The science behind the process is fascinating. A small piece of living tissue is obtained from a pet by collecting a small skin biopsy from the back of the neck or the inside of the leg. If the decision to carry out cloning is taken after the end of a dog’s life, it’s not too late: a viable sample can be collected up to five days after a dog’s death. The samples are shipped in refrigerated containers to the cloning company.
The cloning company has residential female dogs who act as egg donors: when they come into season, eggs are collected from their ovaries by a flushing process. The genetic material (the nuclei) of each donor egg is removed, and one of the living cells from your pet is injected into each egg. The egg and your pet’s cell are then fused together, and the result is a cloned embryo, which is an identical genetic copy of your dog. The embryo is transferred into a different female dog, who will carry the embryo in her womb until it develops into a newborn puppy. Samples are then collected from the puppy to compare with your original dog, to confirm that the puppy is definitely an identical genetic copy.
There are many questions about the science, including welfare concerns for the donor and surrogate female dogs, and the wider issue of the possibility of the same methods being used to create cloned humans. If you reached old age without children, wouldn’t it be intriguing to create a child that’s a mini version of yourself? You could then die in peace, knowing that “you” were still alive and seventy years younger.
The science and the ethical debates are interesting, but what about the practical reality of acquiring a precise copy of a beloved pet? Would a cloned version of your dog live up to your expectations?
There’s no doubt that the clone will have an identical genotype to the original animal, but the worldly manifestation of the animal – the “phenotype” – is what really matters. The phenotype includes your pet’s appearance, behaviour, mannerisms and other ideosyncracies. This is partly dictated by the genotype, but it’s also strongly affected by other factors, such as the physical environment, diet, and social interactions. If you took a dozen puppies with identical genotypes and subjected them to different rearing environments, you would end up with a dozen dogs that were distinctly different from one another. They would not be “the same animals”, any more than two human identical twins are “the same people”.
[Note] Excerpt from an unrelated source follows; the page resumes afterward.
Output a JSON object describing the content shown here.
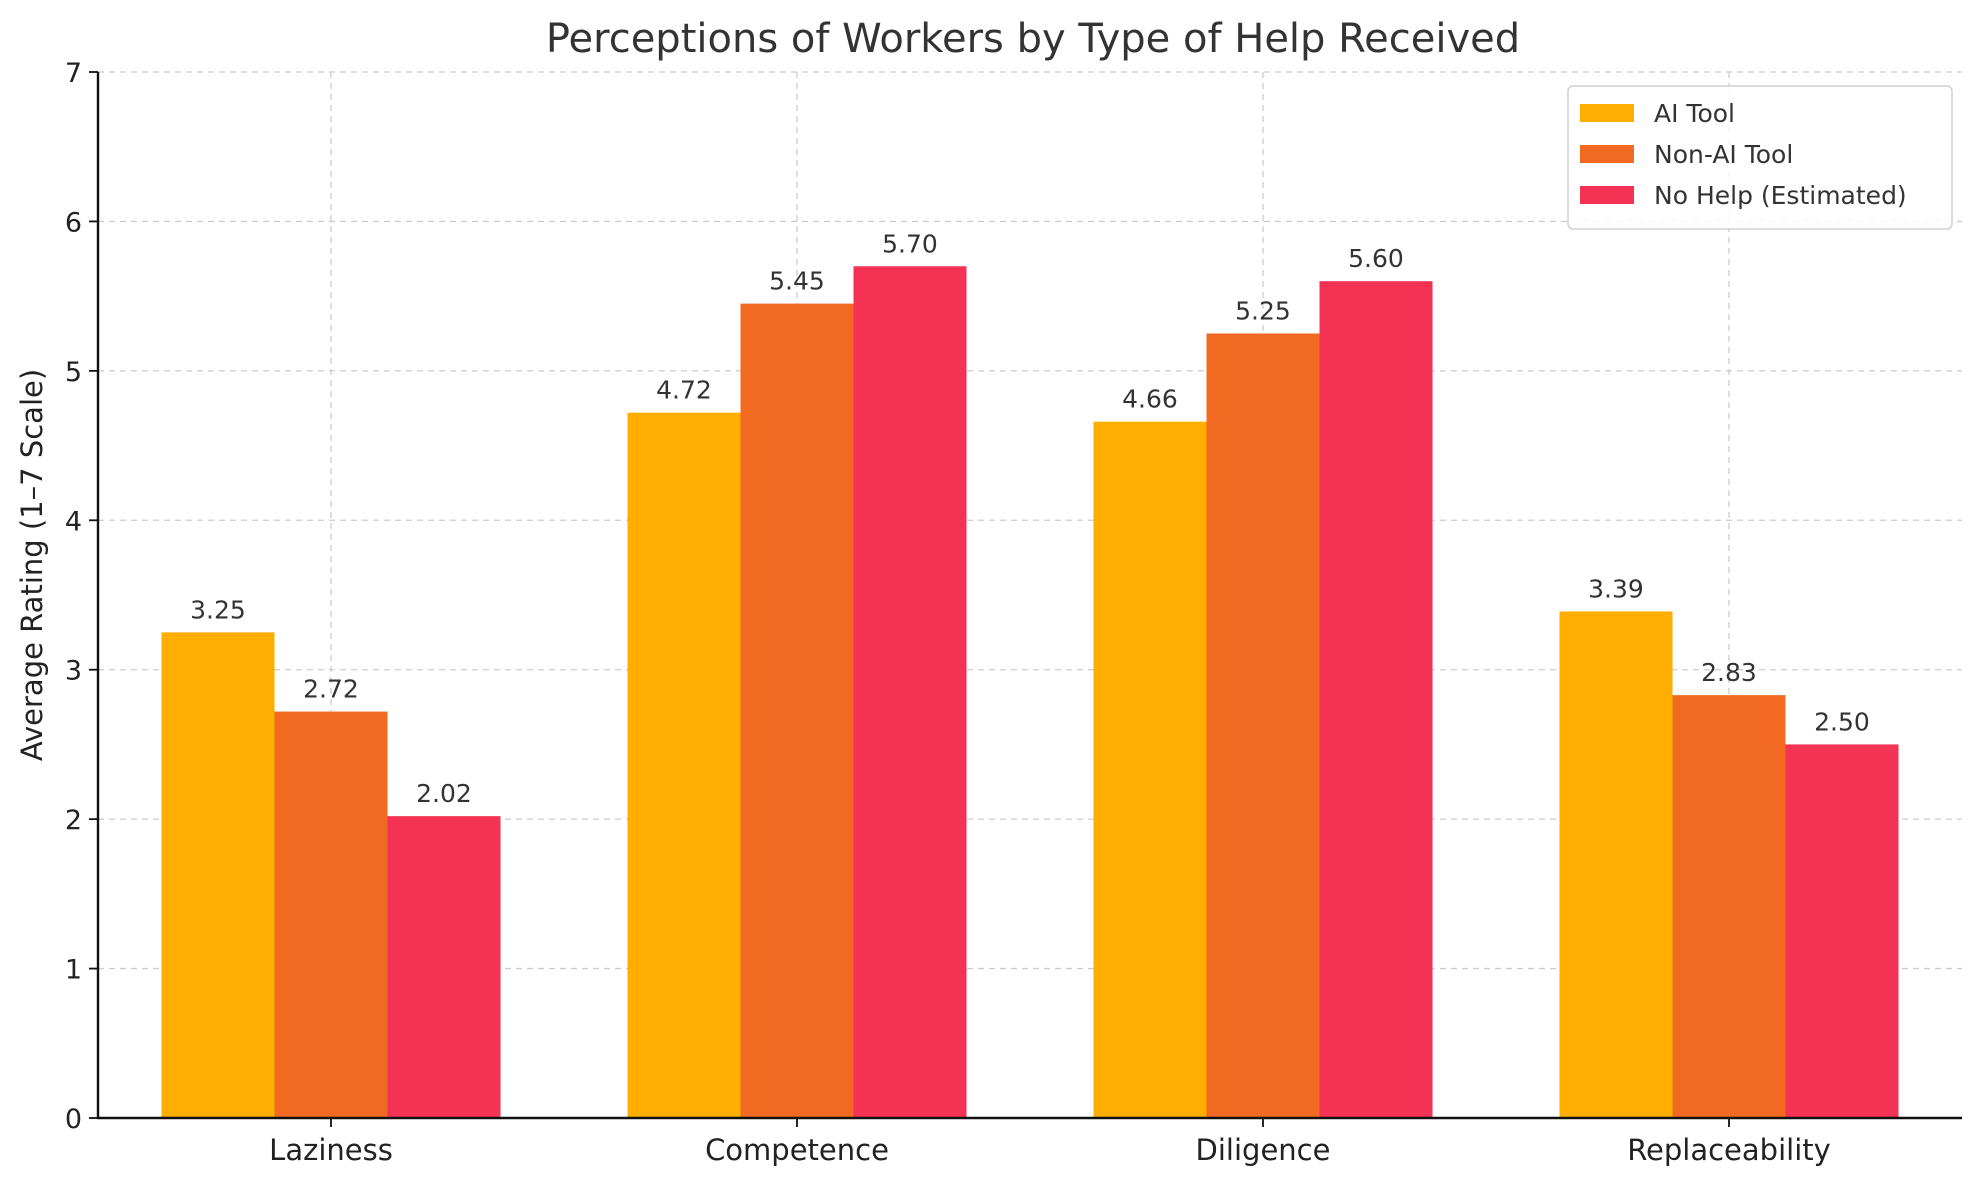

There’s no doubt that the technology is impressive, but is it ethically sound? Is there a risk that vulnerable people, grieving deeply for recently deceased pets, will waste their life savings chasing the illusion that they are buying a young version of their much-missed pet?
If you are exceptionally wealthy (or the lucky winner of the competition), then cloning could be a way of obtaining a similar type of animal to a much-loved pet. But before signing on the dotted line, you need to remember a simple fact: your pet is being copied, not resurrected.